METHODS: This was a retrospective cohort study. Data of patients who had undergone trabeculectomy between 1st January 2013 to 31st Dec 2015 with subsequent cataract surgery were extracted from server. All patients had previous either success/qualified success trabeculectomy done. They went through uncomplicated phacoemulsification via clear corneal incision. Postoperative follow-up, review of bleb and IOP readings using Goldmann tonometer were taken. Details that were investigated include postoperative IOP control, visual improvement, number of anti-glaucoma medications, as well as the timing from trabeculectomy to phacoemulsification. Comparison with control group was made.

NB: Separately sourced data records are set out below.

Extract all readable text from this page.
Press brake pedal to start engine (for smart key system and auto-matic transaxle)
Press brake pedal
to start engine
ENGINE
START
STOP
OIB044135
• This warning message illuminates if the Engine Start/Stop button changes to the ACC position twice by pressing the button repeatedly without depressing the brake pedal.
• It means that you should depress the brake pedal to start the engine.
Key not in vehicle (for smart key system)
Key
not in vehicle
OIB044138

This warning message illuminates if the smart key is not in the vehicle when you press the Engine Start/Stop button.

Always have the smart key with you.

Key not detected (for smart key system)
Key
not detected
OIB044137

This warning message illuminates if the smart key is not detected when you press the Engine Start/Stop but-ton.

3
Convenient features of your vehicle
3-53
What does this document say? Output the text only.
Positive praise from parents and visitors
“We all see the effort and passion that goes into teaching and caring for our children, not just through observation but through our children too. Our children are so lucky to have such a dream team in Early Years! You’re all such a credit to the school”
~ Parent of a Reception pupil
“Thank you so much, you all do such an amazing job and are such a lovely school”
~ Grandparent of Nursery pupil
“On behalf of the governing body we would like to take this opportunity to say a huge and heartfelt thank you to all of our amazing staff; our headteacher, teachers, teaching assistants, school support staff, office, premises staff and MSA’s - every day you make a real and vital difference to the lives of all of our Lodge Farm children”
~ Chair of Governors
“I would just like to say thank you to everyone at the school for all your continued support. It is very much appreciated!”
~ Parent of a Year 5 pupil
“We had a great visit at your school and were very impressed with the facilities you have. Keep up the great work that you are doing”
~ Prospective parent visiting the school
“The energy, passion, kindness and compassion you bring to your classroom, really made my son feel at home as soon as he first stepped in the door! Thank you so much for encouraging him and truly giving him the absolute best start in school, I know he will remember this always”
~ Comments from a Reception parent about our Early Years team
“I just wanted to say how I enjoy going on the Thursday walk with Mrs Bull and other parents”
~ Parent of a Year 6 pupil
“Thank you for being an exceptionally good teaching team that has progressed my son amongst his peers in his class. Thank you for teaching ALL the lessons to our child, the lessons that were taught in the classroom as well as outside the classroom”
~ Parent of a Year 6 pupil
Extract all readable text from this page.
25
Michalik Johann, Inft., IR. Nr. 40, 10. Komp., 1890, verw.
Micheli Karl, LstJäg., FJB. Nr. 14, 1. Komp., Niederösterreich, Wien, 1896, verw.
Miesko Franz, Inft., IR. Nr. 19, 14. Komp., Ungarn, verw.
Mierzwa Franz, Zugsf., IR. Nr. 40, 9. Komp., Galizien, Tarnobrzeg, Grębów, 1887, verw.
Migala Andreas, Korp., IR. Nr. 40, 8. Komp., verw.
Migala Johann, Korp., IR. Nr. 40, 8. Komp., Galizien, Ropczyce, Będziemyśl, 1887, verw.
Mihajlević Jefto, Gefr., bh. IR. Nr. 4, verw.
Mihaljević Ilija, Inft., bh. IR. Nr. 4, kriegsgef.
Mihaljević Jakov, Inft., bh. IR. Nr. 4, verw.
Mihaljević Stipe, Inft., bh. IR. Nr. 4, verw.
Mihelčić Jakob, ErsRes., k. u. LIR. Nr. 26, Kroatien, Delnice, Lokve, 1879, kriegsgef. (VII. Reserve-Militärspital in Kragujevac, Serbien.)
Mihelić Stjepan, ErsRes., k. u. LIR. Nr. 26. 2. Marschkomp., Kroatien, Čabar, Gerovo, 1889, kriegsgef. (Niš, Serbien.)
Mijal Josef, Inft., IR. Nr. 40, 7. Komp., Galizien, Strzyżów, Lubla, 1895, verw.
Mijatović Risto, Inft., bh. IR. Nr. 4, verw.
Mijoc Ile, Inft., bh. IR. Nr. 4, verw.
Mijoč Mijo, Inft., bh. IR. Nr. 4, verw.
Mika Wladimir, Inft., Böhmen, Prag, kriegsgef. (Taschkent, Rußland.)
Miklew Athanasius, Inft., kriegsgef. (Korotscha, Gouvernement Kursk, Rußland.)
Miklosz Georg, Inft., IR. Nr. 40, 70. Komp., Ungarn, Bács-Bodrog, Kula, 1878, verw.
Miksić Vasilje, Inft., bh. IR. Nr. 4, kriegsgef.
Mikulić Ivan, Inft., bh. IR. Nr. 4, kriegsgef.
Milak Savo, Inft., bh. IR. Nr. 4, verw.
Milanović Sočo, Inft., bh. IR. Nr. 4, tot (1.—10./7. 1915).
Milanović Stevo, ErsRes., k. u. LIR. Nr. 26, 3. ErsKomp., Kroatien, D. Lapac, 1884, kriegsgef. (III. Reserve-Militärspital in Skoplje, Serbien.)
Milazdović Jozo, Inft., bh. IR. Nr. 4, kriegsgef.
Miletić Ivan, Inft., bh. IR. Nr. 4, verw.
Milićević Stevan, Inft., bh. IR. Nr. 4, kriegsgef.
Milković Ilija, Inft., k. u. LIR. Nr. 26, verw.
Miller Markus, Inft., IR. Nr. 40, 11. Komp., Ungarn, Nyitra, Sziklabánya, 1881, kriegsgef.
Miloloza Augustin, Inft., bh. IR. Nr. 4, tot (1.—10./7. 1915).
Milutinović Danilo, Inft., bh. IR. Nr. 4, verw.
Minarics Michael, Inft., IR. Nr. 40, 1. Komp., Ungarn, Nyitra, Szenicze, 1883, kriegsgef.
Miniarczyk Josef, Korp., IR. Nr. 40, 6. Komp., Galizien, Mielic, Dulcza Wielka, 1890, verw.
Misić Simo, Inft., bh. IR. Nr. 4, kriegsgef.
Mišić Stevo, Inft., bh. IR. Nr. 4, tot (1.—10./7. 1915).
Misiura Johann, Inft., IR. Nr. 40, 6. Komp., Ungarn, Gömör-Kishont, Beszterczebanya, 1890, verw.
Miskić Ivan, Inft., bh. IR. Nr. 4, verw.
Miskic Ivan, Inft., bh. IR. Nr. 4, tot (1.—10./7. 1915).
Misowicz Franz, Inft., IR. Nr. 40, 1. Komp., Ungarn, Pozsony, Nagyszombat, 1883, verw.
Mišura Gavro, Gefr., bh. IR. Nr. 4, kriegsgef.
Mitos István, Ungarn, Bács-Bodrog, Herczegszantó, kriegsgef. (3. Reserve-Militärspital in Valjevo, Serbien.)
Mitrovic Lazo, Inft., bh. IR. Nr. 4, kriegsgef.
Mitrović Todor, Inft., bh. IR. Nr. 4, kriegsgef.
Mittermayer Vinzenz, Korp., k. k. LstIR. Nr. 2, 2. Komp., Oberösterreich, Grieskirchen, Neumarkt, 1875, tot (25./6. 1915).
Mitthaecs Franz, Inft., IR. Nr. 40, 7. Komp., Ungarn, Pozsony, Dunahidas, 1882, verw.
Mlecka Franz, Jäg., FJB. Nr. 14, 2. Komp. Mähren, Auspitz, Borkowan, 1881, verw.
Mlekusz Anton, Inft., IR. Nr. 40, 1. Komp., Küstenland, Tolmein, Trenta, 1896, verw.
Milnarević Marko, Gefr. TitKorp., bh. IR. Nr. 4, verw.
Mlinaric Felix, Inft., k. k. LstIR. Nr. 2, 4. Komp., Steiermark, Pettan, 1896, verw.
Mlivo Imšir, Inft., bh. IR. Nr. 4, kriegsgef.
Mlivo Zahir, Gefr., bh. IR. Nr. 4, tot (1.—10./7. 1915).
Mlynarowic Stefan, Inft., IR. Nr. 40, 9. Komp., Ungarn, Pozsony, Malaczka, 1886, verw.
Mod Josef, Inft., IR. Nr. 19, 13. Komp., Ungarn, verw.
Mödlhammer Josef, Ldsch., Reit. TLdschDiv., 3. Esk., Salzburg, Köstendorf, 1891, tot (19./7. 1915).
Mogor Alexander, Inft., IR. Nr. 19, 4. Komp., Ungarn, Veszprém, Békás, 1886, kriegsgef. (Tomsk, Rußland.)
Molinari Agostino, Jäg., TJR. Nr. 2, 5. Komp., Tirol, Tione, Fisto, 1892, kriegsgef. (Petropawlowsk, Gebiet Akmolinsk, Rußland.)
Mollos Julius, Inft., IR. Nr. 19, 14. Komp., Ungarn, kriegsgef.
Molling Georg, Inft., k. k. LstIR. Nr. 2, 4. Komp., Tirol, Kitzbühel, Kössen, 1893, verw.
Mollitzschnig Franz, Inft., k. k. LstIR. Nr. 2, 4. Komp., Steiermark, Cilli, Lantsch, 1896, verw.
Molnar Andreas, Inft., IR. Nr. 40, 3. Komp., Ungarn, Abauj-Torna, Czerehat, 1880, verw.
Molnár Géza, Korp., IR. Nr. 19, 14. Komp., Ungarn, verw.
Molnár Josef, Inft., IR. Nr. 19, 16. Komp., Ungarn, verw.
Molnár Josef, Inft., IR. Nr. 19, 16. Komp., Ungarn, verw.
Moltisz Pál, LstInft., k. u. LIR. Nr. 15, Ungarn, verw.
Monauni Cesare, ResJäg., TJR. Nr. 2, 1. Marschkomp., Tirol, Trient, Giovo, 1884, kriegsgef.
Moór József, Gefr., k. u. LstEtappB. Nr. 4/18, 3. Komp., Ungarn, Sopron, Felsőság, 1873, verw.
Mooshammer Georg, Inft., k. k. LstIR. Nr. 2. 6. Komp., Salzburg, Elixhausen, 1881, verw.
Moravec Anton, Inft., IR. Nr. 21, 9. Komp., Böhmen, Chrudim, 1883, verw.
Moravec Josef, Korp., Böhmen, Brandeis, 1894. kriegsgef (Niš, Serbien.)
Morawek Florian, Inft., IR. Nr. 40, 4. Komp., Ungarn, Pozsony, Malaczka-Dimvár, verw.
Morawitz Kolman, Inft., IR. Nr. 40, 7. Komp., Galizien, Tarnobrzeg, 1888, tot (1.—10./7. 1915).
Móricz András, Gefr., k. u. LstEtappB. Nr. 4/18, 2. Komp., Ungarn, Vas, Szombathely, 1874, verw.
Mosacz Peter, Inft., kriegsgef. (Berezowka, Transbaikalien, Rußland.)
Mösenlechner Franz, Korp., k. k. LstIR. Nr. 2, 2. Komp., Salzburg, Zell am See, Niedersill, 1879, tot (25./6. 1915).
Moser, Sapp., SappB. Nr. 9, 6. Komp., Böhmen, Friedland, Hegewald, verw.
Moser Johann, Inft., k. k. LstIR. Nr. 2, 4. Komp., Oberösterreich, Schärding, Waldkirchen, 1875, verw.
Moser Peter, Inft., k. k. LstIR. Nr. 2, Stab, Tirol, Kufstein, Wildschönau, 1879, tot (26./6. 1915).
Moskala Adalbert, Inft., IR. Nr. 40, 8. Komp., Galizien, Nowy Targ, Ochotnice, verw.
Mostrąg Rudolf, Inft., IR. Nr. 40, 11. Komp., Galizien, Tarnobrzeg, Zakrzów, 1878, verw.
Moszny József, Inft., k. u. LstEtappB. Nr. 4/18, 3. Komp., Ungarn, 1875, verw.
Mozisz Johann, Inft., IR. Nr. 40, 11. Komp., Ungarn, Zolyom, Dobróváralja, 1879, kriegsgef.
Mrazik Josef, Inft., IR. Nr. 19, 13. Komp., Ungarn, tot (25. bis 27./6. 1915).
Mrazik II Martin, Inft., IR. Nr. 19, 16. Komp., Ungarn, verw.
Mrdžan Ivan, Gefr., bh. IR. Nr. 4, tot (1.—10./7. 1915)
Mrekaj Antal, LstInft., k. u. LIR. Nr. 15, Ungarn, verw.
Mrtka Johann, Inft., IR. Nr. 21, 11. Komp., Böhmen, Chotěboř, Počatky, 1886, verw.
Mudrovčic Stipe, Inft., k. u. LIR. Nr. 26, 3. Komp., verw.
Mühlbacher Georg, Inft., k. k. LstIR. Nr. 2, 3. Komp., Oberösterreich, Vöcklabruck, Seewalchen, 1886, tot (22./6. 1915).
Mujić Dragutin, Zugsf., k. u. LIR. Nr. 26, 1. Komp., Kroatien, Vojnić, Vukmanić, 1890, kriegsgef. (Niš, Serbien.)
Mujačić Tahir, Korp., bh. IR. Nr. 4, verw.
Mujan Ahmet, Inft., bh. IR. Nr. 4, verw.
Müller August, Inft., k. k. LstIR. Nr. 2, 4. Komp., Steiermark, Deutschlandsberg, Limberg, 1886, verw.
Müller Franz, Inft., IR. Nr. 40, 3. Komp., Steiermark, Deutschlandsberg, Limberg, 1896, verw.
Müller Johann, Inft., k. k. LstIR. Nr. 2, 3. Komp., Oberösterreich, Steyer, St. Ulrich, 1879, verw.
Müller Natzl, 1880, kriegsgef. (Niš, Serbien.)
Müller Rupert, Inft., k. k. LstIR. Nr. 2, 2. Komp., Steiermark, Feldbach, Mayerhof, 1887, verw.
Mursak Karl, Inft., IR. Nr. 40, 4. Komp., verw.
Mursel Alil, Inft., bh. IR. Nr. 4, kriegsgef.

RESULTS: Fifteen eyes from thirteen patients fulfilled the criteria for study and had undergone uncomplicated phacoemulsification on a post-trabeculectomy eye. Two of the eyes had secondary glaucoma while the other thirteen had primary glaucoma. All phacoemulsifications were done at least 6mo after trabeculectomy(mean 14.7±4.3mo). There was only 1 eye(6.7%)requiring anti-glaucoma medications before the cataract surgery. This number increased to 4(26.7%)at 1-year post-phacoemulsification. The number further increased to eight(53.3%)at 2y post-phacoemulsification. The number of anti-glaucoma drops needed after surgery at 2y ranged from 2-4. In all the 15 eyes, there was no statistically significant change in IOP control between pre-cataract surgery(mean 13.4±2.9 mmHg)compared to 1y(mean 14.1±3.2 mmHg, P=0.357)and 2y(mean 15.1±3.3 mmHg, P=0.212)post-phacoemulsification. Visual improvement after phacoemulsification however is significant, from a preoperative average visual acuity of LogMAR 1.52±1.00 to a postoperative average visual acuity of 0.53±0.54(P=0.000, paired t-test).
CONCLUSION: This analysis shows significant visual improvement following cataract surgery in post-trabeculectomy patients without compromising IOP control. However, a reduced bleb function is noted following the surgery evidenced by the increase in number of anti-glaucoma drops used after surgery especially two years after the cataract surgery. Patients should be counselled regarding the possibility of restarting on anti-glaucoma medications post-phacoemulsification. The timing and sequence of cataract and glaucoma surgery should be optimized for best outcome.